MUMBAI (Reuters) - India’s economy will grow by between 7.0 percent and 7.75 percent in the 2016/17 fiscal year that starts on April 1, the Economic Survey said on Friday, ahead of the presentation of the annual budget by Finance Minister Arun Jaitley on Monday.
India should also review its medium-term fiscal strategy, the government report recommended, an indication of the challenge faces to raise pay for government employees and bail out banks without increasing borrowing.
RUPA REGE-NITSURE, GROUP CHIEF ECONOMIST, L&T FINANCE HOLDINGS, MUMBAI
“They have realistically factored in concerns on both external and agriculture fronts.
“The whole uncertainty of the monsoons which has thrown the growth aspirations out of gear for past two consecutive years and the shocks that we are receiving from trade sector on weak global economy have been factored in to project a cautious approach to growth, which is projected at 7.5 percent.
“This is even below the RBI estimate, which is very rare for a government. They have also said fiscal deficit achievement will be challenging for FY17. This shows they are not expecting a promising revenue scenario going forward.
“Yesterday’s rail budget has made full provisions for 7th Pay Commission recommendations. This means government budget will also have to make these provisions. This coupled with lower expected revenue mobilisation does not augur well for the government capex - the major support to investment today, as private investment sentiment continues to stay weak.”
RITIKA MANKAR MUKHERJEE, SENIOR ECONOMIST, AMBIT CAPITAL, MUMBAI
“We disagree with not just with the ‘level’ of the GDP forecast made by the economic survey, but we also disagree with the ‘direction of growth’ that the Survey is implying.
“This is because we expect GDP growth rate to be the same in 2017 versus 2016 and an acceleration is completely ruled-out, given the broken banking system in India and the building stress in the infrastructure sector.
“My sense is that there is a 20-30 basis points slippage coming in the fiscal deficit number, so basically I’m expecting a 3.7 or 3.8 percent fiscal deficit number for 2017.”
RADHIKA RAO, ECONOMIST, DBS BANK, SINGAPORE
“The economic survey has adopted a cautious tone on the economic assumptions, near and medium-term.
“By extension, realism in nominal growth projections bodes well for credibility on budgetary assumptions (primarily deficit, tax buoyancy etc).
“A benign inflation estimate is, however, puzzling ahead of pay commission changes and is perhaps an indication that the housing allowance increase might be staggered/postponed.
“Re-think of the fiscal framework is likely, which suggests the 3 percent target for FY18 is likely to be pushed out. However subsequent comments on need for “credibility and optimally” on FY17 deficit raises the possibility that the -3.5 percent red line might be adhered to on Monday.
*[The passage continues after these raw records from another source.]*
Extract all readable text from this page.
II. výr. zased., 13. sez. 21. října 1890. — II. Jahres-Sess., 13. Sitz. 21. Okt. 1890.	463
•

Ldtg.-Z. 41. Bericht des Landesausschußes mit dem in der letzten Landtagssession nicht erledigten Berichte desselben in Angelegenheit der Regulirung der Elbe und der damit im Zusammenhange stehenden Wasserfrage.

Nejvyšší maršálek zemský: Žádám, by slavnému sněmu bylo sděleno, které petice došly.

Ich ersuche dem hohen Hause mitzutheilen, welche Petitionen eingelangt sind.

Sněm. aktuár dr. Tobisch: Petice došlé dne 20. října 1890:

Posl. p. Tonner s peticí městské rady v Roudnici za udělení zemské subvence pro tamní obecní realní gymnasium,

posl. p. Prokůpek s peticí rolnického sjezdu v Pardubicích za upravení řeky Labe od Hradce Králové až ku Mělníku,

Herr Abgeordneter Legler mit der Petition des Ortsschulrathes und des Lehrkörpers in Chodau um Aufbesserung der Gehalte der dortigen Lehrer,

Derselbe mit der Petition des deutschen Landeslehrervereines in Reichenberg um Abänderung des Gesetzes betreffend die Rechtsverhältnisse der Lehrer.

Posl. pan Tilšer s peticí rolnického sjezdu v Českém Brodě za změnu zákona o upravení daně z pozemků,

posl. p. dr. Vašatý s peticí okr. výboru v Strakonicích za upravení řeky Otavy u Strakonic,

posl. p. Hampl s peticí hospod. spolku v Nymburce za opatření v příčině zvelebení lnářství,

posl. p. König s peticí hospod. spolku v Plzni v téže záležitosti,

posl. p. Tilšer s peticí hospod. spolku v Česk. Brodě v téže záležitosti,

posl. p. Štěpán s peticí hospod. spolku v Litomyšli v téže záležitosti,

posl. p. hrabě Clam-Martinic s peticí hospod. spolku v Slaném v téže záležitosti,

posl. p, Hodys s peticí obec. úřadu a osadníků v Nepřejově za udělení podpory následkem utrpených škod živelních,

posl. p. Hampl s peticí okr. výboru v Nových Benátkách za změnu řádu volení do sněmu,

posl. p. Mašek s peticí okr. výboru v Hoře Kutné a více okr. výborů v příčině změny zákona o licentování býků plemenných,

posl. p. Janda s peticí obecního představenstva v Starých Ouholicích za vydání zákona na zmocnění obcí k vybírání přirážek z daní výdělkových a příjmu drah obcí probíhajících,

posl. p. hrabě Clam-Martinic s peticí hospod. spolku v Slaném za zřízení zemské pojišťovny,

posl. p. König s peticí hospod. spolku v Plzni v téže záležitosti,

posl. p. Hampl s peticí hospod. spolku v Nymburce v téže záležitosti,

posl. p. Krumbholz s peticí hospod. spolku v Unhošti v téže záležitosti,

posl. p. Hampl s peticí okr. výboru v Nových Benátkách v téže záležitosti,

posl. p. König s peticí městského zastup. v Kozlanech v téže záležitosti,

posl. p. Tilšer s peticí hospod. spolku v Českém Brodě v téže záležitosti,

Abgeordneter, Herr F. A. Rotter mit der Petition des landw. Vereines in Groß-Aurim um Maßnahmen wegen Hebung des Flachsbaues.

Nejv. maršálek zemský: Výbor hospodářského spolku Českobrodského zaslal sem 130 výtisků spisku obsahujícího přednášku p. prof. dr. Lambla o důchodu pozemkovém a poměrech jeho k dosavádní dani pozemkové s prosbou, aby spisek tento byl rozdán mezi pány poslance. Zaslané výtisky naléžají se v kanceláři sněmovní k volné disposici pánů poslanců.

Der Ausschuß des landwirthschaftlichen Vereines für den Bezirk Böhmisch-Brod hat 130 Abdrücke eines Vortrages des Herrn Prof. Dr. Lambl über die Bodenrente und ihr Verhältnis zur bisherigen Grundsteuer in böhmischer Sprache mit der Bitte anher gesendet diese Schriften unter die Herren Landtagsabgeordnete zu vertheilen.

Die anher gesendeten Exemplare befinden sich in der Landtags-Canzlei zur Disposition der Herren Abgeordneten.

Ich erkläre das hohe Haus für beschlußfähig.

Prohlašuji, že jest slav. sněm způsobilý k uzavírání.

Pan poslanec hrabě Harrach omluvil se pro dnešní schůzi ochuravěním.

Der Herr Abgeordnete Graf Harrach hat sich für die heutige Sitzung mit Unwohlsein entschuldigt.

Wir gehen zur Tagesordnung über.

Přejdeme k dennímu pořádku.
“If this pans out, the underlying math will be important to provide confidence to the markets. We would be cautious if the pay commission proposals and bank recap needs are still adopted completely, but no net impact is shown on the headline deficit.”
ABHISHEK UPADHYAY, ECONOMIST, ICICI SECURITIES PRIMARY DEALERSHIP, MUMBAI
“Growth assumptions look fine, may be even a tad conservative under the assumption of “normal” monsoons, as does the projection for the CAD (current account deficit) to stay contained.
“The problem in the external accounts continues to be more on the capital account, rather than current account. That is where focus on macro-stability is important.
“The survey signals that government may adhere to 3.9 percent fiscal deficit target for FY16, but I do not share the belief that there is scope to review the medium term fiscal consolidation framework.
“State fiscal deficits are already poised to widen, and there is no fiscal space. A review of the roadmap should also limit scope for monetary accommodation.
“Inflation projections seem optimistic, given the stickiness seen in core inflation, and the impact of pay commission linked wage hikes on CPI, which may continue to seep into the index as states also implement the pay hikes.”